In response to The Daily Post’s writing prompt: “Teacher’s Pet.” – Tell us about a teacher who had a real impact on your life, either for the better or the worse. How is your life different today because of him or her?
As a sat to write this piece I was brought to remember the faces of more than a dozen adults who taught a little boy in what was a better, simpler time. I think that’s a cliche, but I think it’s still true.
I was bought up by mum first in one suburb then another. First Leyton, then Leytonstone then Woodford Green, then another part of Woodford Green. Each time trading up to a larger place in a better situation. My mum could teach Estate Agents and location scouts a thing or too. She never moved into a home which wasn’t better than the last and didn’t leave a place before she was ready to leave
She was focussed entirely on moving to get me into better schools in the days before the school catchment areas determined house prices in London to the extent they do now.
The school which determined HOW I am more than any was Woodbridge Secondary in Woodford Green. I hated it. The teacher who determined WHO I am, was my year tutor Mrs Tomlinson and I loved her as a second mother.
Her positive influence stopped me from going off the rails in my teenage years and giving up an on educational system which was leeching the happiness, direction and purpose out of every corner of my soul.
I had every opportunity to be another after school special or episode of a soap opera. I was talented, smart and a quick learner but I has no dad, my friends were drifting away or drifting into delinquency and I was just drifting as depression in all but name started to get to me. Angry, lonely a little bit lost. Knowing too much to be cool and not enough to be wise. from like to bullied. Befriended to bedeviled.
She reminded me of my potential, of my mothers efforts to bring me into an OK school in an OK area. She pushed me to be better when worse was easier and more entertaining. To not lose hope and not stop trying. Without her I’d be another black drop out who “used to be smart” but went off the rails when their hormones kicked in.
She was pleased with me, disappointed with me, proud of me, dismissive of me on occasion. She encouraged me to keep going, to keep trying. She could see I was suffering. Saw the bright boy go from top of the class to mid table. Saw I was in trouble. Subtly helped as only an expert teacher could. Hundreds of children to keep track of. Each one a triumph or a tragedy happening like slow motion explosions before her eyes. Some don’t want to be saved. Some don’t want to be reached. Some were broken before they started in school. Under her no child written off, no child abandoned to their fate, no child who could say they never had a chance.

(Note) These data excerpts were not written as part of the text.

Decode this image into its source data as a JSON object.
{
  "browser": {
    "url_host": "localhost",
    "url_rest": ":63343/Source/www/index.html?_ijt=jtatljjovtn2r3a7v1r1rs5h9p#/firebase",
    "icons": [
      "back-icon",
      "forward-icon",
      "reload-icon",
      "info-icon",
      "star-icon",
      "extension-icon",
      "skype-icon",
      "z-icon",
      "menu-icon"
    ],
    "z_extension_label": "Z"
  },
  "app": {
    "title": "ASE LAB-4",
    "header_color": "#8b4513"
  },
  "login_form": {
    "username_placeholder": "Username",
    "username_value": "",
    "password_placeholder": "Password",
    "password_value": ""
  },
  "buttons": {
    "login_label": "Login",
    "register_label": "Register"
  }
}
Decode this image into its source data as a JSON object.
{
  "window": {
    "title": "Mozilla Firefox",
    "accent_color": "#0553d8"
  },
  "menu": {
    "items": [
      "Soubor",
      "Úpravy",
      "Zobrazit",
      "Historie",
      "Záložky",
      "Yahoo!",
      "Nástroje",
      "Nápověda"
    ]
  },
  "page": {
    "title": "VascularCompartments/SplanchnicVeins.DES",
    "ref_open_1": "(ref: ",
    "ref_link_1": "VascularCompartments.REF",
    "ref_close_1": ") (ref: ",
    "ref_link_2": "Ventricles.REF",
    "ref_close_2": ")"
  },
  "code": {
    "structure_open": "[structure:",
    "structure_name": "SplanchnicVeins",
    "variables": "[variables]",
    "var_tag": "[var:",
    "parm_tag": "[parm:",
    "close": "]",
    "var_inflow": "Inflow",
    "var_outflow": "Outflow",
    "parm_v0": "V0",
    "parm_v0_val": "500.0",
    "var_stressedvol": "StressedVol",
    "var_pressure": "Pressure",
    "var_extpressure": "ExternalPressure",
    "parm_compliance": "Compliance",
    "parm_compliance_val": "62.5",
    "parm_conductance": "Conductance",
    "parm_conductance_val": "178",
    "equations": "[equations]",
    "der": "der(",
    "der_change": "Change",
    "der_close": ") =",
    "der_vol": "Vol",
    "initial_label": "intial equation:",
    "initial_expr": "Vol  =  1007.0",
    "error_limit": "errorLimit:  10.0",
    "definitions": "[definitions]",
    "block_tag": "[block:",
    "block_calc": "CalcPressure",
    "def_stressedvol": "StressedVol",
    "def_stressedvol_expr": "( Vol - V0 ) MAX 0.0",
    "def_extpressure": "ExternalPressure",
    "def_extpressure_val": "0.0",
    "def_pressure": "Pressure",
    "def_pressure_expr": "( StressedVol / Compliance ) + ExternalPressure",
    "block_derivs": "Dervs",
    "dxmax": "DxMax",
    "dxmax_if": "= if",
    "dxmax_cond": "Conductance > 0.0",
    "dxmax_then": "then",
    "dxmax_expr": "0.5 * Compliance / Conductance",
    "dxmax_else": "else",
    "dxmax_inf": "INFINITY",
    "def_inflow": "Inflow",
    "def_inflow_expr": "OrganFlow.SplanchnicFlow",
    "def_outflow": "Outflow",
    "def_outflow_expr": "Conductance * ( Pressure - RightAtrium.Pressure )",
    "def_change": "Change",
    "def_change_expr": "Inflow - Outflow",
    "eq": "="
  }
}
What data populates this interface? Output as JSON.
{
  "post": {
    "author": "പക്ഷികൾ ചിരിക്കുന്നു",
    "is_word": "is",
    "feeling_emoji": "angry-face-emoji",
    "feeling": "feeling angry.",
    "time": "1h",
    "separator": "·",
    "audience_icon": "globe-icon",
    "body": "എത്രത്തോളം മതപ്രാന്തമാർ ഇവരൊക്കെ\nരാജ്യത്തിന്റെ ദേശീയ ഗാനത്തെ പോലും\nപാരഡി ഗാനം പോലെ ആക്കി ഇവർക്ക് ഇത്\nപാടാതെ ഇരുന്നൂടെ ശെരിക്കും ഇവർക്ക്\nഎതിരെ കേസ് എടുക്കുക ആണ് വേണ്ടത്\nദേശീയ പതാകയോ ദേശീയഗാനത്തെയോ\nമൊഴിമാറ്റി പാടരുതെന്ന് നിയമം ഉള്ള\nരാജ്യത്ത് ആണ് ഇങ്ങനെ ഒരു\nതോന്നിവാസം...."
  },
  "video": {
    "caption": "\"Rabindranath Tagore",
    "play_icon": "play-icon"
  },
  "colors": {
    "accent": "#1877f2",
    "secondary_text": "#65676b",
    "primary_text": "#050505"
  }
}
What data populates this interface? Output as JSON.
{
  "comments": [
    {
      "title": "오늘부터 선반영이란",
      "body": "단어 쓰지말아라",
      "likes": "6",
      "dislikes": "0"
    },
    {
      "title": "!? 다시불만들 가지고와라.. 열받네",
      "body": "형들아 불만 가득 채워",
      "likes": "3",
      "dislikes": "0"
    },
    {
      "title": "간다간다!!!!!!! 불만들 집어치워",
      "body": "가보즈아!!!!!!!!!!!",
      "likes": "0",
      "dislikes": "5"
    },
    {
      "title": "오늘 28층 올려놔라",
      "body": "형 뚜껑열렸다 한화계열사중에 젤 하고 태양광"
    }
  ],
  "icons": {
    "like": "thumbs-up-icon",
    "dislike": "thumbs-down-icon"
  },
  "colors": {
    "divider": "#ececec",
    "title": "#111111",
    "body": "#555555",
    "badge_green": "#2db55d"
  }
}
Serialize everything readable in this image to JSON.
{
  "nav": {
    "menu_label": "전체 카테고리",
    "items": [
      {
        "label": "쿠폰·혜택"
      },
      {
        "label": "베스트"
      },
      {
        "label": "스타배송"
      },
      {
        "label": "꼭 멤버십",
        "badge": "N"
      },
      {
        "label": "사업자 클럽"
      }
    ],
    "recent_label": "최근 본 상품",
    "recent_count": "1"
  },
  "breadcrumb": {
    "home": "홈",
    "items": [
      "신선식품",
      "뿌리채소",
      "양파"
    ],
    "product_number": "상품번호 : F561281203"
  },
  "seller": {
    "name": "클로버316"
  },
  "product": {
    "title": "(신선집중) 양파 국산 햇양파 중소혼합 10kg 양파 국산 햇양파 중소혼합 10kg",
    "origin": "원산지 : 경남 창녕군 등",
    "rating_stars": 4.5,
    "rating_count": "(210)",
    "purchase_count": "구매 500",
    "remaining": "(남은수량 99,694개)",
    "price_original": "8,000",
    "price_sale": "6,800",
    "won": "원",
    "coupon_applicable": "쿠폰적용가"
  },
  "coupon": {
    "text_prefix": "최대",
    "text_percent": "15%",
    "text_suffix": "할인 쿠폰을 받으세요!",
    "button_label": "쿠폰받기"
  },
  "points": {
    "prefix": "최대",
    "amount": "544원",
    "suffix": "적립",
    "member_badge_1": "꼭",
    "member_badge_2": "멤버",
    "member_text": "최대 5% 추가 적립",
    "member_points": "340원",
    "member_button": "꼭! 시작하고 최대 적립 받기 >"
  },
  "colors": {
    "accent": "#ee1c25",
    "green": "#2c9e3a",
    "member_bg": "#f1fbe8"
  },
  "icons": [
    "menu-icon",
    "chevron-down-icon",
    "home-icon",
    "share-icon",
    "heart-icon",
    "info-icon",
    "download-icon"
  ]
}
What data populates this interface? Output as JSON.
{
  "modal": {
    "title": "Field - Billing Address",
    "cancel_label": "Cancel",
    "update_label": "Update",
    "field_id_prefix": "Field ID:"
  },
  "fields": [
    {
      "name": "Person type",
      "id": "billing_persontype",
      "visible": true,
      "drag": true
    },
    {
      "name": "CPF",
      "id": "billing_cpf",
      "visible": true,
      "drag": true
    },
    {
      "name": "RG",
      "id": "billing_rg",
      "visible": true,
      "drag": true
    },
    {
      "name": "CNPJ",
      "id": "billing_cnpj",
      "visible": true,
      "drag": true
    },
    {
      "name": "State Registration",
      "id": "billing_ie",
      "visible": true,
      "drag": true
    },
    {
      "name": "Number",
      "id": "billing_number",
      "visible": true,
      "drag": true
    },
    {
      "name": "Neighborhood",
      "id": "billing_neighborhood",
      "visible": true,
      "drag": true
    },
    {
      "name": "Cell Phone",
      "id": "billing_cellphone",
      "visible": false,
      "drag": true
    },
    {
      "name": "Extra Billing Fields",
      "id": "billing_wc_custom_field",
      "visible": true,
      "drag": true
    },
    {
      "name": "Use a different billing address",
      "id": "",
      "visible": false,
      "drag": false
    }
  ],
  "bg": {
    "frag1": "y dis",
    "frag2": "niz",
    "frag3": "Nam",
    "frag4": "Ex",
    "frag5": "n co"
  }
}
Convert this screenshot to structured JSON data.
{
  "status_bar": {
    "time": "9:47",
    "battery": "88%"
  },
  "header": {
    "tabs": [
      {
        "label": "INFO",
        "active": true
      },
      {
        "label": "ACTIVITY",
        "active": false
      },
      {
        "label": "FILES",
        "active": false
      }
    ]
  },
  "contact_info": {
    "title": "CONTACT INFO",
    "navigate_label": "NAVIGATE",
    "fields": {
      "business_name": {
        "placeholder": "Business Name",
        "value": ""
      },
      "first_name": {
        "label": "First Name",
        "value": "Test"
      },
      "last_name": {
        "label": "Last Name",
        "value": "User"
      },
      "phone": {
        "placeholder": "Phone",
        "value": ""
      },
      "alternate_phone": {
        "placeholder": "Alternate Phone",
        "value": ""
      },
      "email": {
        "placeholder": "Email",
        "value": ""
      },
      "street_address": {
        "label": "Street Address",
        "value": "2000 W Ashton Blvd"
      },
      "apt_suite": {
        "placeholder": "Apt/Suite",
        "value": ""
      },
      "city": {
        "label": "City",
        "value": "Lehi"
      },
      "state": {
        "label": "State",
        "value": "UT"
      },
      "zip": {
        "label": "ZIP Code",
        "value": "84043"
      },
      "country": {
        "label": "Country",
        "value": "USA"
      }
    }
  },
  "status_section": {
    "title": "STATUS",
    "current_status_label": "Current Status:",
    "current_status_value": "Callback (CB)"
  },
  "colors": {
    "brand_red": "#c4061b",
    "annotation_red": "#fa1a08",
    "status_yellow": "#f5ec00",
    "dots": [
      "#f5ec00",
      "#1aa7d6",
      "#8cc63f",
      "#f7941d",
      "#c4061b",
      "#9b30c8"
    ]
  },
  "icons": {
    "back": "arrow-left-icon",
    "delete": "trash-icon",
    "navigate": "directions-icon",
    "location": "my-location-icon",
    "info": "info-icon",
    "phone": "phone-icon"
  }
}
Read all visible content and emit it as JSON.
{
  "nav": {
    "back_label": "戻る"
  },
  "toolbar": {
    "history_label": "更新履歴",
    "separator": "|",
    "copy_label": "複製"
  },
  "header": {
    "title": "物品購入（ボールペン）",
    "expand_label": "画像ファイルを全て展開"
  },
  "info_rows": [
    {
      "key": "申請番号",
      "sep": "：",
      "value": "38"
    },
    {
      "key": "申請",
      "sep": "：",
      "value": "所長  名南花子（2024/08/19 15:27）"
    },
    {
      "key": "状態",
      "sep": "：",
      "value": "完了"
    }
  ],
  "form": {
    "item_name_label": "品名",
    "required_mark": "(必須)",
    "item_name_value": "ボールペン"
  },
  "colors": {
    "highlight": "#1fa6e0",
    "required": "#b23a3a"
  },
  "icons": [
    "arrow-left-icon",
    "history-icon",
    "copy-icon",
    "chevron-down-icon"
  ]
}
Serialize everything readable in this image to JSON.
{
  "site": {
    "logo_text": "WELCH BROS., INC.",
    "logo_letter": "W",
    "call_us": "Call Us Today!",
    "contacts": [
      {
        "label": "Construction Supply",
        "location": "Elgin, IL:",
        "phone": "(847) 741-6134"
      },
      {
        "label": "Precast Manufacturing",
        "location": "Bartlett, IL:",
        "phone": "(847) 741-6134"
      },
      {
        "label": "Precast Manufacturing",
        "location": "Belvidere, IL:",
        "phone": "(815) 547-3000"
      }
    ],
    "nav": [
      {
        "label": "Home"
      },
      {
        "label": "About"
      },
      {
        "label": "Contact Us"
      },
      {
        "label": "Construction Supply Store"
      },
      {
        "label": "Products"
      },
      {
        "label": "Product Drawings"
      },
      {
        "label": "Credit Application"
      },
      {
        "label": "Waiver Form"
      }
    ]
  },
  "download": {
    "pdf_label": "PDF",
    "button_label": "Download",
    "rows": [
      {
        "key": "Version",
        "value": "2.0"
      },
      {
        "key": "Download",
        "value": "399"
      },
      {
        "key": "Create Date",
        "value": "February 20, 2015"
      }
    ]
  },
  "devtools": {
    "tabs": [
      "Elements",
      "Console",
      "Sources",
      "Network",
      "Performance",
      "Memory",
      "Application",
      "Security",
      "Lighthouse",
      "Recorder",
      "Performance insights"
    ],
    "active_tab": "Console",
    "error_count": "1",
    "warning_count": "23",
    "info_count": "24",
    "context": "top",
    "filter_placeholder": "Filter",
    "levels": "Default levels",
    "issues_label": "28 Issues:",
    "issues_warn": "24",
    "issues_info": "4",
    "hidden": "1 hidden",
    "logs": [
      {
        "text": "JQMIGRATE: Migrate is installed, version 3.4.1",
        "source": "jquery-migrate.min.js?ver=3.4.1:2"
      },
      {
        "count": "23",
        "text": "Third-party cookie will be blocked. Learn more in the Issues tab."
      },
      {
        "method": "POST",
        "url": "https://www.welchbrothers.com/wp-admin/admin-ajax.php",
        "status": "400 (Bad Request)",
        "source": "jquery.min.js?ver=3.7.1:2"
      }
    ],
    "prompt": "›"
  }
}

A chat here, advice there. An earnest chat with some parents, a shoulder to cry on for others who couldn’t cope. Encouragement for one child, discipline for another. Nudges, nods, no’s and noticing when a young black boy is dying inside and he thinks no-one knows. Telling him it get’s better. You’ve done so well, don’t slow down now. Your mother has tried so hard, does more than all the other mothers. Are you OK? This too shall pass.
Hindsight is a thing and a half. I remember my first black teacher in primary school who made me feel comfortable in my skin. I remember my first Indian teacher who not long after taught me to be comfortable with everyone else’s skin. I remember my first male teacher who taught me “English isn’t just for girls”. I remember the headmistress who taught me manners, proper diction and respect were the clothing we dress our character and persona in to present ourselves to the world. I remember the english teacher who gave me her copy of Dune and made a nerd. The Craft Design and Technology, (Woodshop and metalwork), teacher who taught me some rules can never be broken not just for your sake but for everyone elses and wasn’t afraid to tell me “that’s rubbish, try again”.
Each one changing children’s lives a little every day. Not many Hollywood revelations. Perhaps a few Good Will Hunting “It’s not your fault” scenes, some “Captain, my fine Captain”s but not many. All day, every day tacking into the wind. Thousands of little ships, running aground, capsizing, sailing close to the Cape of Good Hope. So few steersmen.
In any other life they would have been MVT – most valuable teacher. In writing this though I have to examine my own self and realise Mrs. Tomlinson didn’t just teach me. She saved me and I didn’t even notice until now. There aren’t enough Mrs Tomlinsons in the world.
The system doesn’t encourage them into the profession and no-longer allows them to stay. It feels like teachers are supposed to grade and present and mark off those who can and try to let those who can’t down easily. and then move onto the next. It’s not enough, it ‘s not enough. It never was, it was never supposed to be. The children are not OK. Just saying.